The normal boiling point of \(\mathrm{Br}_{2}(l)\) is \(58.8^{\circ} \mathrm{C}\), and its molar enthalpy of vaporization is \(\Delta H_{\text {vap }}=29.6 \mathrm{kl} / \mathrm{mol}\). (a) When \(\mathrm{Br}_{2}(l)\) boils at its normal boiling point, does its entropy increase or decrease? (b) Calculate the value of \(\Delta S\) when \(1.00\) mol of \(\mathrm{Br}_{2}(l)\) is vaporized at \(58.8^{\circ} \mathrm{C}\)

Short answer

(a) The entropy of liquid Bromine increases when it boils at its normal boiling point. (b) The change in entropy when 1.00 mol of liquid Bromine is vaporized at 58.8°C is \(89.12 \, J/mol \cdot K\).

Step-by-step solution

Convert temperature from Celsius to Kelvin

First, we need to convert the temperature from Celsius to Kelvin using the following formula: T(K) = T(°C) + 273.15 T(K) = 58.8 + 273.15 T(K) = 331.95 K

Calculate the change in entropy

Now that we have the temperature in Kelvin, we can proceed to calculate the change in entropy using the formula: ΔS = ΔH_vap / T where ΔH_vap is in J/mol First, convert ΔH_vap from kJ/mol to J/mol by multiplying by 1000: \(ΔH_{vap} = 29.6 \, kJ/mol * 1000 = 29600 \, J/mol\) Now, we can plug in the values we have into the equation: ΔS = 29600 J/mol / 331.95 K ΔS = 89.12 J/(mol K)
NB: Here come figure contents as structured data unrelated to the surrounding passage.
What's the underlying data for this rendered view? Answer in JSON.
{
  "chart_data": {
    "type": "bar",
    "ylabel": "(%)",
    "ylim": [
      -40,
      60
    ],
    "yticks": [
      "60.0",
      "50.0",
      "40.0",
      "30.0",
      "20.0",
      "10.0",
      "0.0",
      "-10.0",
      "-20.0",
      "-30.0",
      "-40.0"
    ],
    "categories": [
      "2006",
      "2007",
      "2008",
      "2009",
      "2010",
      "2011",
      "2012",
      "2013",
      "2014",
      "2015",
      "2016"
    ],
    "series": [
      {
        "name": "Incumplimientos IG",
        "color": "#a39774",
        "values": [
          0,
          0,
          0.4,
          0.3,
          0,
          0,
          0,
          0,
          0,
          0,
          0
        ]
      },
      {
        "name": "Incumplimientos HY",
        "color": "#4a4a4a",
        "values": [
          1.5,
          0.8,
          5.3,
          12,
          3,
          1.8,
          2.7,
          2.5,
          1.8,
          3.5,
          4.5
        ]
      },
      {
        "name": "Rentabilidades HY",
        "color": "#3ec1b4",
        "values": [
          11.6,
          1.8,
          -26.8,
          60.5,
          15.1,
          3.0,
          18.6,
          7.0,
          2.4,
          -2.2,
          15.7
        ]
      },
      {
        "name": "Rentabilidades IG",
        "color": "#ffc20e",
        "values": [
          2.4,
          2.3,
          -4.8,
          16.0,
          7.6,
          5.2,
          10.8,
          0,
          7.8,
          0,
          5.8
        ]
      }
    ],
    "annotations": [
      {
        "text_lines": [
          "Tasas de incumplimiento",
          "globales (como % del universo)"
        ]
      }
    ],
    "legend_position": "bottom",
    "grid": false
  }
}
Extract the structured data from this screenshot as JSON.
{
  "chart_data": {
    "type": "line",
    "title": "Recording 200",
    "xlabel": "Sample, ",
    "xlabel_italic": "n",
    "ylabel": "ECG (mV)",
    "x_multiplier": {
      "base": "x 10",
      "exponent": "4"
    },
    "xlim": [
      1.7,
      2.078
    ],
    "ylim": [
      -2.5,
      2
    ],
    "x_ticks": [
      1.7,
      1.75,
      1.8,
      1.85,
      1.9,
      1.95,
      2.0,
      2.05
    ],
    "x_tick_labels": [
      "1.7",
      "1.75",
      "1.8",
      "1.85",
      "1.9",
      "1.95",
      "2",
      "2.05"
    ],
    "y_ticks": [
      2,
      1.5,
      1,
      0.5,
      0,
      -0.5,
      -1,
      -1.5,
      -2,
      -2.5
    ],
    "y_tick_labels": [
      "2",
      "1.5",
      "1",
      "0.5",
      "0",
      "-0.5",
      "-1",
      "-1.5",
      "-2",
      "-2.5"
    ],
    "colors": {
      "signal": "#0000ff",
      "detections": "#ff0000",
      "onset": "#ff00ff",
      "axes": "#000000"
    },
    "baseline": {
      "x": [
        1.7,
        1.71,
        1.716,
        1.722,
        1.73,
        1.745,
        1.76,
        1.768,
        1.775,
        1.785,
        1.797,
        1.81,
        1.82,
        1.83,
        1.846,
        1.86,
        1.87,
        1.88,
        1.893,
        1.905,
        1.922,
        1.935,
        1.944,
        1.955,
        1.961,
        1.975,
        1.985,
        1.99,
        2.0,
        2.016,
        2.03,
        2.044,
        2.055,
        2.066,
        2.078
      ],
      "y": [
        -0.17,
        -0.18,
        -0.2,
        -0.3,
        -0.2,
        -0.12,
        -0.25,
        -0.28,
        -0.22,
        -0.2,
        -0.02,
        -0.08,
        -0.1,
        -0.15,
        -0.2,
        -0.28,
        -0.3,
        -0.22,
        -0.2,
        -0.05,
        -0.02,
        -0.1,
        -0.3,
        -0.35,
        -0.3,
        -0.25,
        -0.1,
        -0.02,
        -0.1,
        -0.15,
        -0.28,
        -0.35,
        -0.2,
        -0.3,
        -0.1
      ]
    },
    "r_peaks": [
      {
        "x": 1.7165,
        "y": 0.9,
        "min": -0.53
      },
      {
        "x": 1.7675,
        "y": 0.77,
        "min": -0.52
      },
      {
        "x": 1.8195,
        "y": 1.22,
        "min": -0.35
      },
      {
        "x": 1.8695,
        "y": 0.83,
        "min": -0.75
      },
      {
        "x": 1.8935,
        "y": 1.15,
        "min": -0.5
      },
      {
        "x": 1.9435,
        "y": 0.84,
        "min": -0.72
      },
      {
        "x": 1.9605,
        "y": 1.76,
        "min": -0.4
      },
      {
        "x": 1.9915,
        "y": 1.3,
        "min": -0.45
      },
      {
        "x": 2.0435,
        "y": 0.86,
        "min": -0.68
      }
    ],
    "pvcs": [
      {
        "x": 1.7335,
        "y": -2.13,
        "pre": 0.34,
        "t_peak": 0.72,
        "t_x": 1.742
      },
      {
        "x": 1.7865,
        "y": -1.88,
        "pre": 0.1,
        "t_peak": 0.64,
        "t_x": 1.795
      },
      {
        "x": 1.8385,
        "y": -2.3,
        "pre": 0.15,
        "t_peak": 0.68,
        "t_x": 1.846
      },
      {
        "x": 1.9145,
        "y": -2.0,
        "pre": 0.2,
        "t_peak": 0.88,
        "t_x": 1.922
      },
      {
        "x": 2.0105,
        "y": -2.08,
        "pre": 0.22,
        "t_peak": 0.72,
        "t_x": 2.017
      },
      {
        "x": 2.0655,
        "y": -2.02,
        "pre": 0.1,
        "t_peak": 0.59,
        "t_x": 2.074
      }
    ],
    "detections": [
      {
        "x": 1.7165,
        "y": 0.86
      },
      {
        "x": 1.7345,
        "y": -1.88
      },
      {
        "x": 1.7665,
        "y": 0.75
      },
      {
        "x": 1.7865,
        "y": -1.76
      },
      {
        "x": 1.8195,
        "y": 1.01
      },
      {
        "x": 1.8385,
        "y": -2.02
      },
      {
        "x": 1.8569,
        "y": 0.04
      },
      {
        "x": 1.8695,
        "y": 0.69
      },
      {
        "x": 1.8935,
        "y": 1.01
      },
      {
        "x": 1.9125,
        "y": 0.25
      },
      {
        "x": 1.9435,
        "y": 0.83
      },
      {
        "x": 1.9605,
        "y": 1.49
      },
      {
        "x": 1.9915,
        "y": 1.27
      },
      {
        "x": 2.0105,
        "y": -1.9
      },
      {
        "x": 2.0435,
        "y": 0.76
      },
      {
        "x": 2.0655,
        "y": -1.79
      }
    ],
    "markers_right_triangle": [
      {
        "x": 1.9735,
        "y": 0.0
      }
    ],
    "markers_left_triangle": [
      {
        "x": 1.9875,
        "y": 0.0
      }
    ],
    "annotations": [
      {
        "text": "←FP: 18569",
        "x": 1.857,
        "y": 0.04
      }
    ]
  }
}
Determine if the entropy increases or decreases

Since ΔS is a positive value (89.12 J/mol K), this means that the entropy of Bromine increases when it boils at its normal boiling point. #Answer#: (a) The entropy of liquid Bromine increases when it boils at its normal boiling point. (b) The change in entropy when 1.00 mol of liquid Bromine is vaporized at 58.8°C is 89.12 J/mol K.

Key concepts

Understanding Entropy in Phase Changes

Entropy is a key concept in thermodynamics, representing the degree of disorder or randomness in a system. During a phase change, such as boiling, the system's entropy changes. For instance, when

• liquid bromine (\(\text{Br}_2(l)\)) boils, it transitions from a more ordered liquid state to a less ordered gas state.
• Since gases have more freedom of movement, they are more disordered, leading to an increase in entropy.

This is why the change in entropy \(\Delta S\) is positive when bromine boils at its normal boiling point of 58.8°C. The calculated entropy change of 89.12 J/(mol K) confirms that there is an increase in disorder.

The Role of Enthalpy in Phase Transitions

Enthalpy is the total heat content of a system and plays a vital role during phase transitions. When bromine boils, it requires energy to overcome intermolecular forces.

• This energy change is known as the molar enthalpy of vaporization \(\Delta H_{vap}\).
• For bromine, \(\Delta H_{vap}\) is 29.6 kJ/mol at its normal boiling point.

This endothermic process absorbs heat from the surroundings, helping bromine transition to a gaseous phase. During boiling, heat is absorbed without changing temperature but increases the enthalpy of the system, facilitating the transition.

Phase Transition: Boiling of Bromine

Phase transitions involve a change of state, and understanding them requires considering both entropy and enthalpy. For bromine:

• The boiling point is 58.8°C or 331.95 K, where the liquid turns to vapor.
• During this transition, the entropy increases as the molecules spread out in the gas phase.

The calculated positive \(\Delta S\) indicates increased disorder. The process involves absorbing heat (endothermic), leading to a phase change where enthalpy rises. This dual consideration of entropy and enthalpy helps explain why boiling occurs and its energetic nature.